Mumbai civic polls: It's a Fadnavis vs Thackeray battle as BJP, Sena gear up for municipal elections
Though there are nine other municipal corporations which will simultaneously go to polls, Sena chief Uddhav Thackeray and BJP's Devendra Fadnavis are both focussing on Mumbai
While India's most populous state Uttar Pradesh conducts Assembly elections, the country's richest municipal body, the Brihnamumbai Municipal Corporation (BMC), will also hold polls to elect its corporators. Elections will be held on 21 February, while results will be announced two days later, on 23 February. We would soon know if Shiv Sena can continue its control of the BMC, or whether the BJP can successfully install its own mayor. The BMC has 227 seats, and 114 is the magic figure both saffron parties are eyeing.
And though there are nine other municipal corporations which will simultaneously go to polls, with six days of campaigning still left, Sena chief Uddhav Thackeray and BJP's Maharashtra chief minister Devendra Fadnavis are both focussing on Mumbai alone.
Thackeray and Fadnavis are also the star campaigners of their respective parties. Sena has also called upon the likes of Aditya Thackeray, and leaders Ramdas Kadam, Diwakar Raote, Subhash Desai and Sanjay Raut among others. But Uddhav has conducted maximum rallies, and will hold one final rally, at Bandra Kurla complex on Saturday.
Also like the 2014 Assembly polls in Maharashtra, when BJP brought in many big names, including Prime Minister Narendra Modi, the party has enlisted many Union ministers again this time, including Railway Minister Suresh Prabhu, Urban development minister Venkaiyah Naidu, road minister Nitin Gadkari, environment minister Prakash Jawdekar, Defence Minister Manohar Parrikar, etc.

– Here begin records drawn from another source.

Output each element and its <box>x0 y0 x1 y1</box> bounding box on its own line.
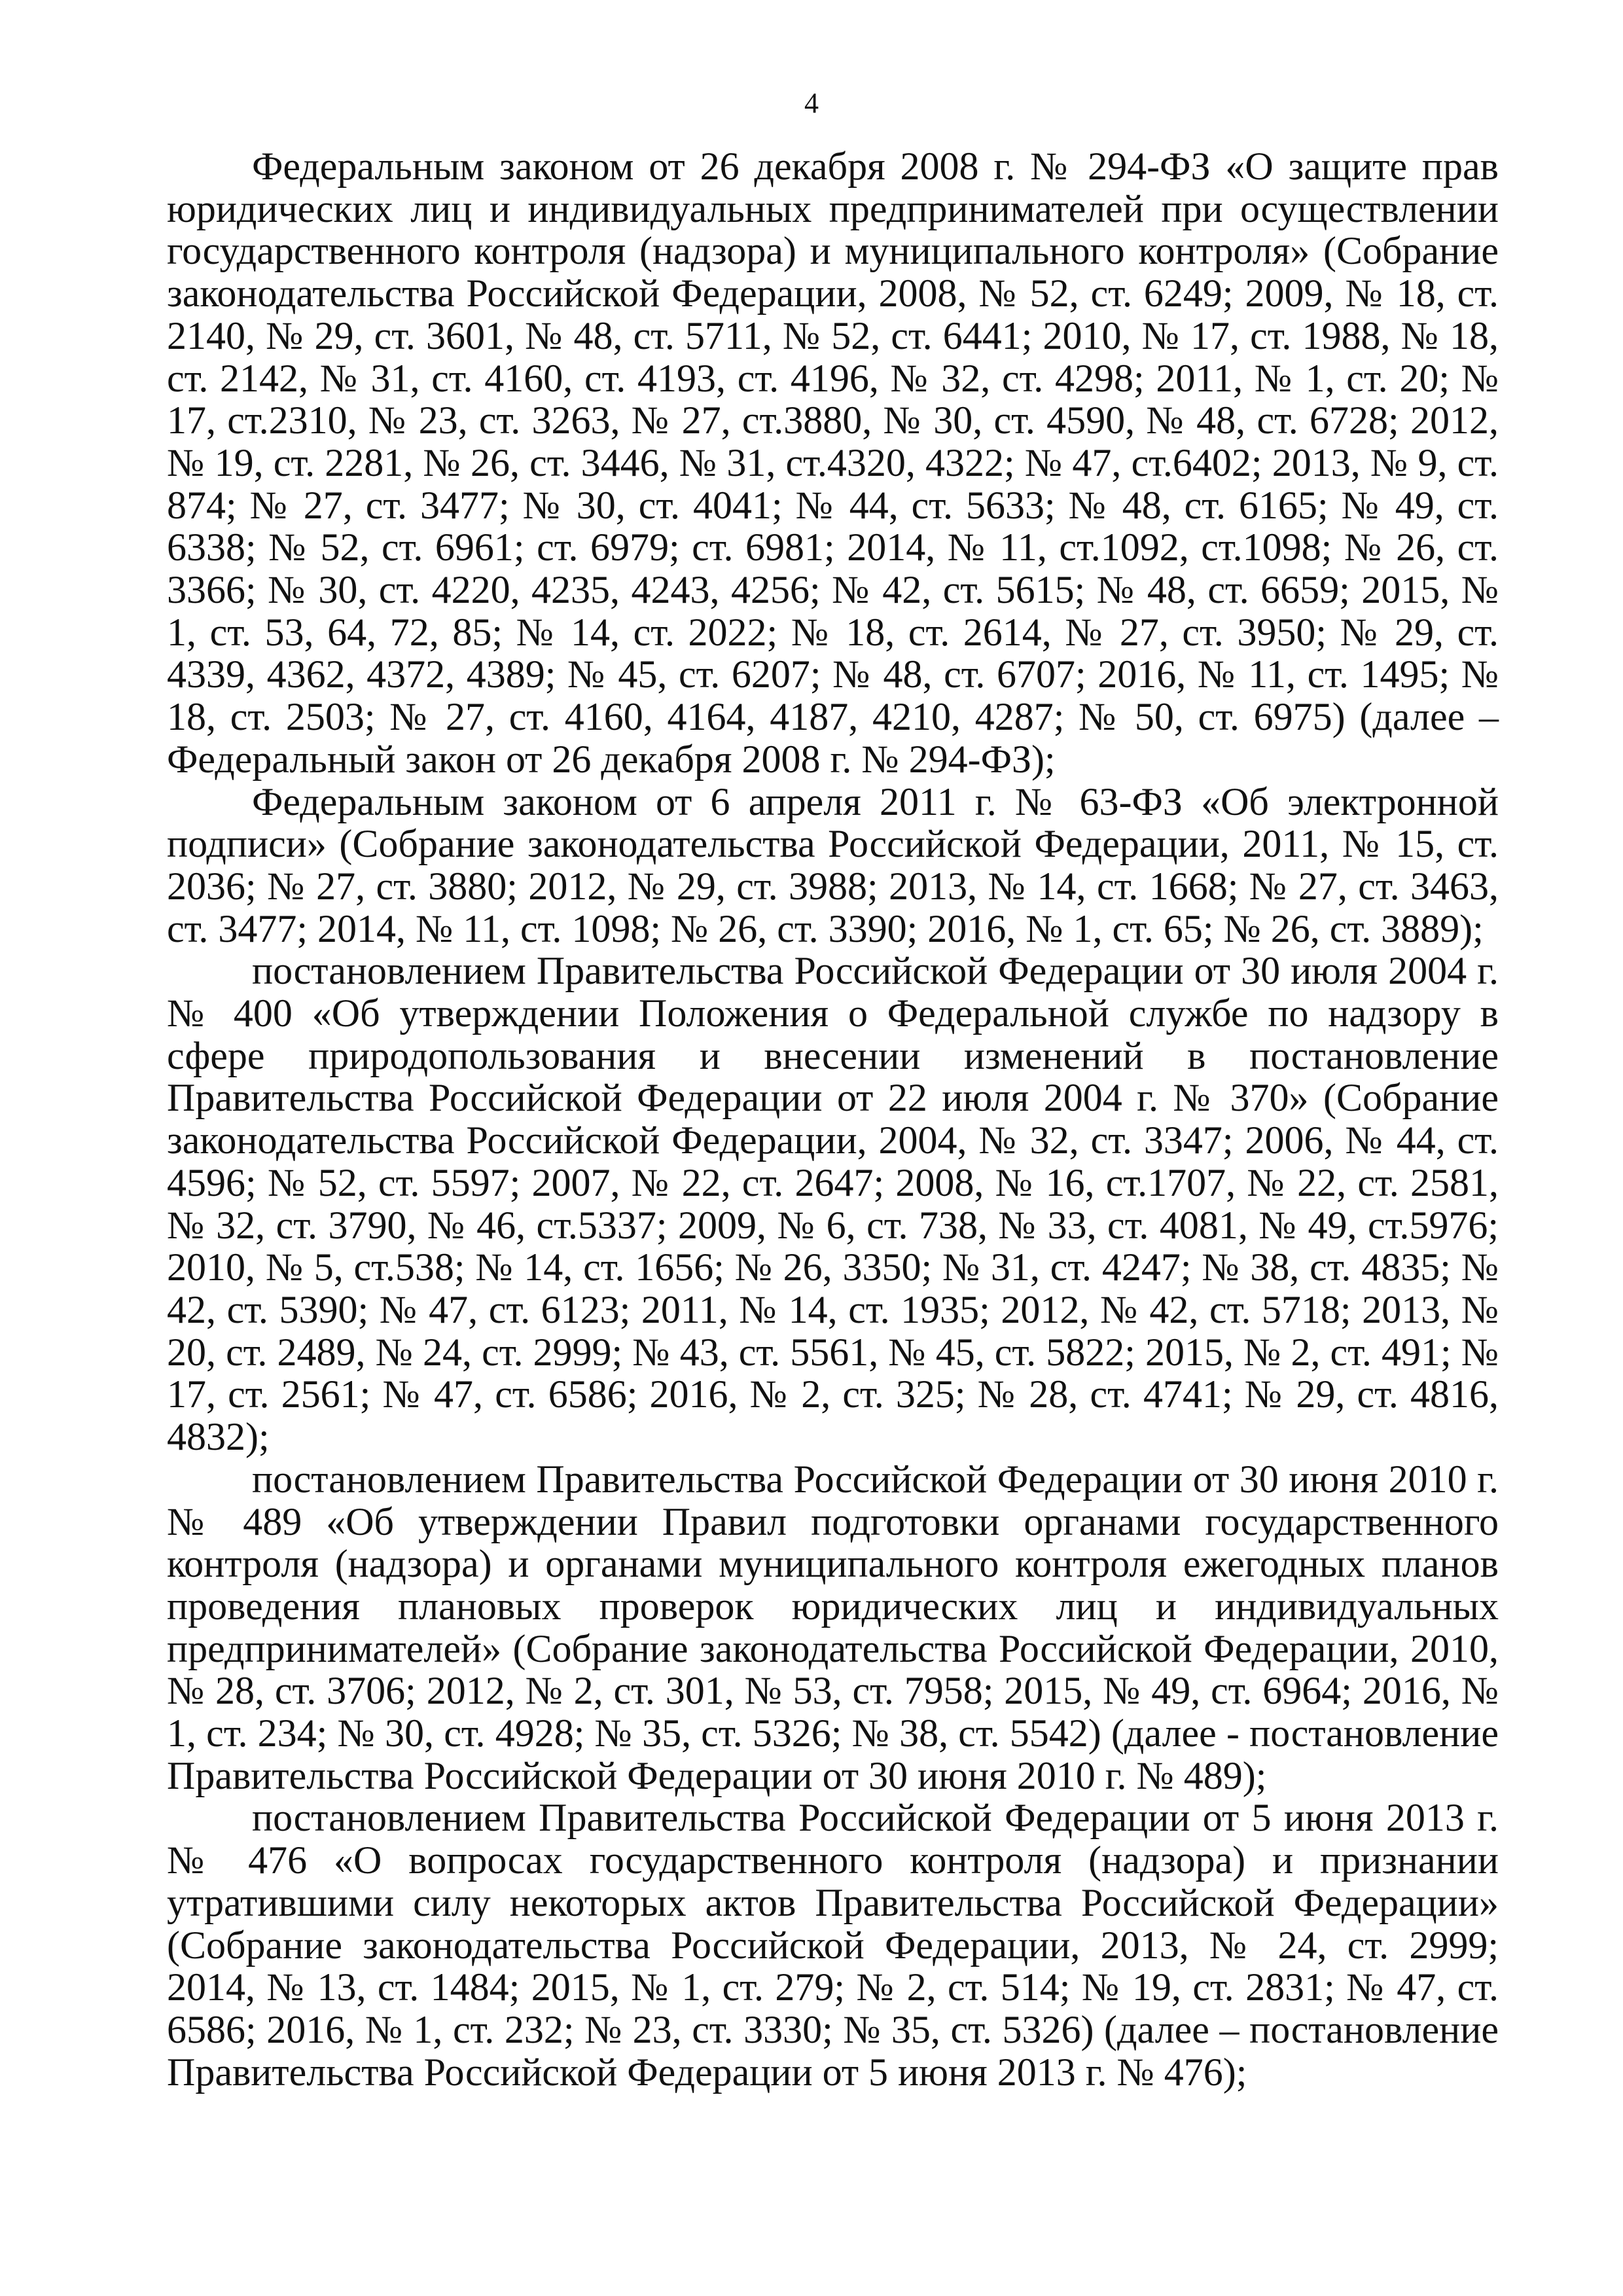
paragraph-decree-476: постановлением Правительства Российской Федерации от 5 июня 2013 г. № 476 «О вопросах государственного контроля (надзора) и признании утратившими силу некоторых актов Правительства Российской Федерации» (Собрание законодательства Российской Федерации, 2013, № 24, ст. 2999; 2014, № 13, ст. 1484; 2015, № 1, ст. 279; № 2, ст. 514; № 19, ст. 2831; № 47, ст. 6586; 2016, № 1, ст. 232; № 23, ст. 3330; № 35, ст. 5326) (далее – постановление Правительства Российской Федерации от 5 июня 2013 г. № 476); <box>167 1796 1499 2094</box>
document-body <box>167 145 1499 2093</box>
paragraph-federal-law-63: Федеральным законом от 6 апреля 2011 г. № 63-ФЗ «Об электронной подписи» (Собрание законодательства Российской Федерации, 2011, № 15, ст. 2036; № 27, ст. 3880; 2012, № 29, ст. 3988; 2013, № 14, ст. 1668; № 27, ст. 3463, ст. 3477; 2014, № 11, ст. 1098; № 26, ст. 3390; 2016, № 1, ст. 65; № 26, ст. 3889); <box>167 780 1499 950</box>
paragraph-federal-law-294: Федеральным законом от 26 декабря 2008 г. № 294-ФЗ «О защите прав юридических лиц и индивидуальных предпринимателей при осуществлении государственного контроля (надзора) и муниципального контроля» (Собрание законодательства Российской Федерации, 2008, № 52, ст. 6249; 2009, № 18, ст. 2140, № 29, ст. 3601, № 48, ст. 5711, № 52, ст. 6441; 2010, № 17, ст. 1988, № 18, ст. 2142, № 31, ст. 4160, ст. 4193, ст. 4196, № 32, ст. 4298; 2011, № 1, ст. 20; № 17, ст.2310, № 23, ст. 3263, № 27, ст.3880, № 30, ст. 4590, № 48, ст. 6728; 2012, № 19, ст. 2281, № 26, ст. 3446, № 31, ст.4320, 4322; № 47, ст.6402; 2013, № 9, ст. 874; № 27, ст. 3477; № 30, ст. 4041; № 44, ст. 5633; № 48, ст. 6165; № 49, ст. 6338; № 52, ст. 6961; ст. 6979; ст. 6981; 2014, № 11, ст.1092, ст.1098; № 26, ст. 3366; № 30, ст. 4220, 4235, 4243, 4256; № 42, ст. 5615; № 48, ст. 6659; 2015, № 1, ст. 53, 64, 72, 85; № 14, ст. 2022; № 18, ст. 2614, № 27, ст. 3950; № 29, ст. 4339, 4362, 4372, 4389; № 45, ст. 6207; № 48, ст. 6707; 2016, № 11, ст. 1495; № 18, ст. 2503; № 27, ст. 4160, 4164, 4187, 4210, 4287; № 50, ст. 6975) (далее – Федеральный закон от 26 декабря 2008 г. № 294-ФЗ); <box>167 145 1499 781</box>
paragraph-decree-400: постановлением Правительства Российской Федерации от 30 июля 2004 г. № 400 «Об утверждении Положения о Федеральной службе по надзору в сфере природопользования и внесении изменений в постановление Правительства Российской Федерации от 22 июля 2004 г. № 370» (Собрание законодательства Российской Федерации, 2004, № 32, ст. 3347; 2006, № 44, ст. 4596; № 52, ст. 5597; 2007, № 22, ст. 2647; 2008, № 16, ст.1707, № 22, ст. 2581, № 32, ст. 3790, № 46, ст.5337; 2009, № 6, ст. 738, № 33, ст. 4081, № 49, ст.5976; 2010, № 5, ст.538; № 14, ст. 1656; № 26, 3350; № 31, ст. 4247; № 38, ст. 4835; № 42, ст. 5390; № 47, ст. 6123; 2011, № 14, ст. 1935; 2012, № 42, ст. 5718; 2013, № 20, ст. 2489, № 24, ст. 2999; № 43, ст. 5561, № 45, ст. 5822; 2015, № 2, ст. 491; № 17, ст. 2561; № 47, ст. 6586; 2016, № 2, ст. 325; № 28, ст. 4741; № 29, ст. 4816, 4832); <box>167 949 1499 1459</box>
paragraph-decree-489: постановлением Правительства Российской Федерации от 30 июня 2010 г. № 489 «Об утверждении Правил подготовки органами государственного контроля (надзора) и органами муниципального контроля ежегодных планов проведения плановых проверок юридических лиц и индивидуальных предпринимателей» (Собрание законодательства Российской Федерации, 2010, № 28, ст. 3706; 2012, № 2, ст. 301, № 53, ст. 7958; 2015, № 49, ст. 6964; 2016, № 1, ст. 234; № 30, ст. 4928; № 35, ст. 5326; № 38, ст. 5542) (далее - постановление Правительства Российской Федерации от 30 июня 2010 г. № 489); <box>167 1457 1499 1797</box>
page-number: 4 <box>804 87 819 119</box>
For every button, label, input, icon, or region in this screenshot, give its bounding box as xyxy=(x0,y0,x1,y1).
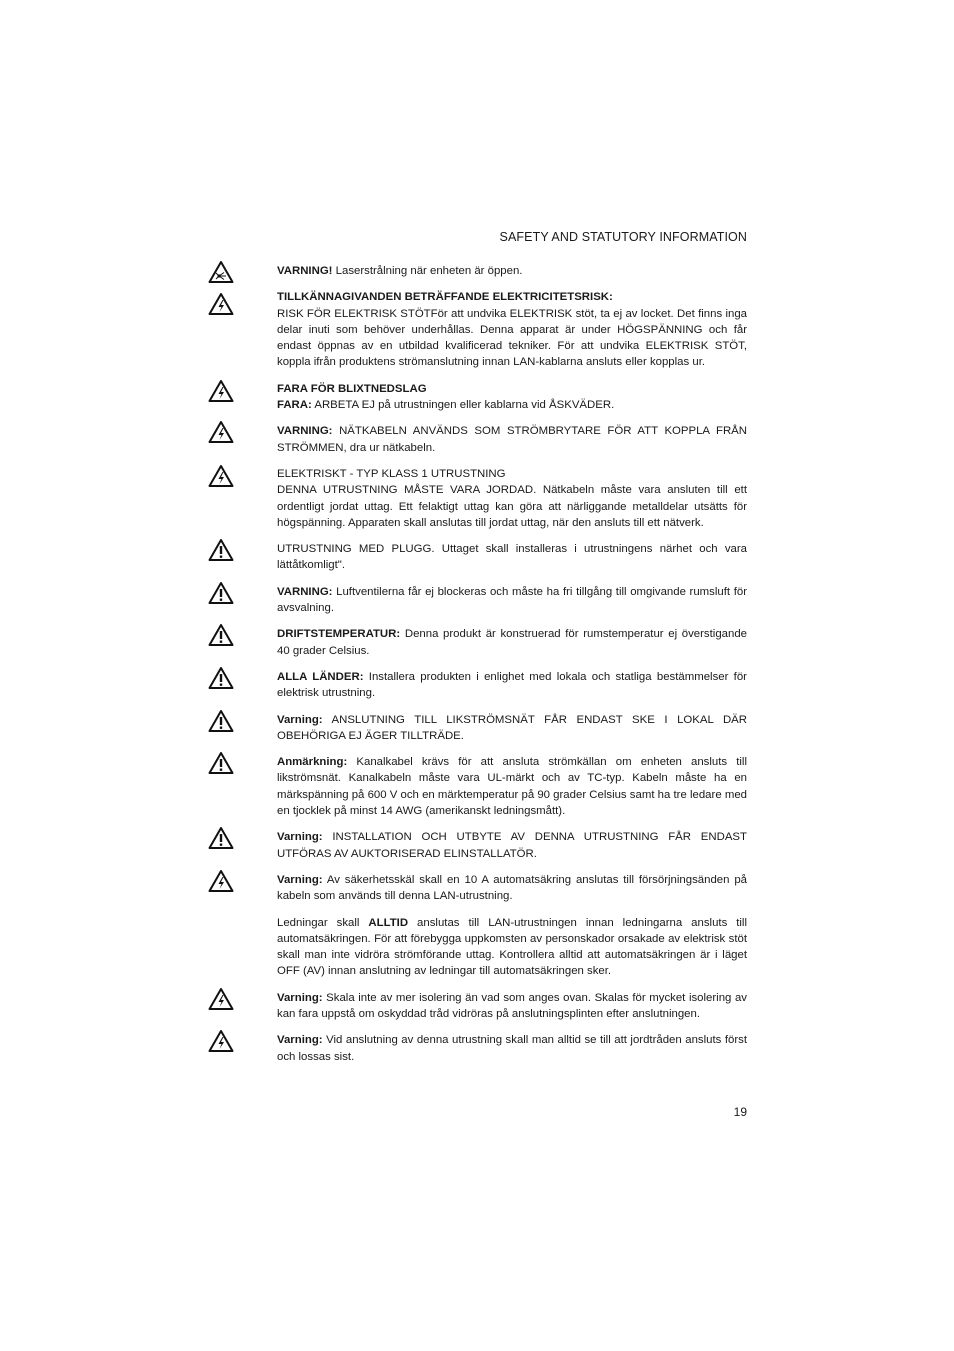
warning-entry-lightning xyxy=(0,381,954,414)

In 2014, BJP did exceedingly well in Mumbai, winning 15 seats in the island city as against 14 for Shiv Sena. Both parties are hoping the same formula will again help them win, banking on a hi-tech social media blitzkrieg and promises of zero corruption. Uddhav Thackeray has openly attacked Prime Minister Narendra Modi and also Fadnavis over their double standards. The Sena chief has also openly attacked demonetisation, as also the BJP's stance on Ram Mandir and other contentious issues.
On the other hand, Fadnavis has attacked Sena's record of corruption in the BMC in its 20-year reign of the civic body.
Other parties in the fray include the Congress, NCP, MNS, Samajwadi Party and the AIMIM. For Congress, whose hold over Maharashtra state politics ended in 2014 after a 15-year reign, former chief ministers Prithviraj Chavan and Narayan Rane, and other senior leaders like Sanjay Nirupam have campaigned in Mumbai. Senior Congress leader Gurudas Kamat had been unhappy with the party, but has resumed campaigning in the last one week.
The NCP too realises that it's unlikely to make a mark on Mumbai's electoral landscape. NCP supremo Sharad Pawar and daughter Supriya Sule have addressed public rallies in the city, but even the party's Mumbai unit chief Sachin Ahir knows they will struggle to reach double figures in Mumbai.
MNS too hasn't approached the campaign with any great focus. In the 2012 civic polls, MNC had 28 corporators, but their stock has been falling in the last five years. Many of these corporators have even left the party. To the point where if MNS can win nine seats this time, it would be a great performance.
The AIMIM and the Owaisi brothers, meanwhile, are quietly becoming popular. They have been holding public meetings in the city's Muslim dominated areas. Akbaruddin and Asaduddin Owaisi, with their elected MLA Waris Pathan, are the party's star campaigners.
In 2014, BJP had utilised its national heavyweights to help the party succeed in Mumbai. Its chief minister Devendra Fadnavis has been campaigning throughout the city. On the other hand, Shiv Sena has been using the Thackeray father and son duo to visit the length and breadth of the city. The two parties, allies at the Centre and the state government, have been bitterly attacking each other ahead of the municipal elections. Who ends up winning the upcoming civic polls could well decide the nature of their relationship at the national level in years to come.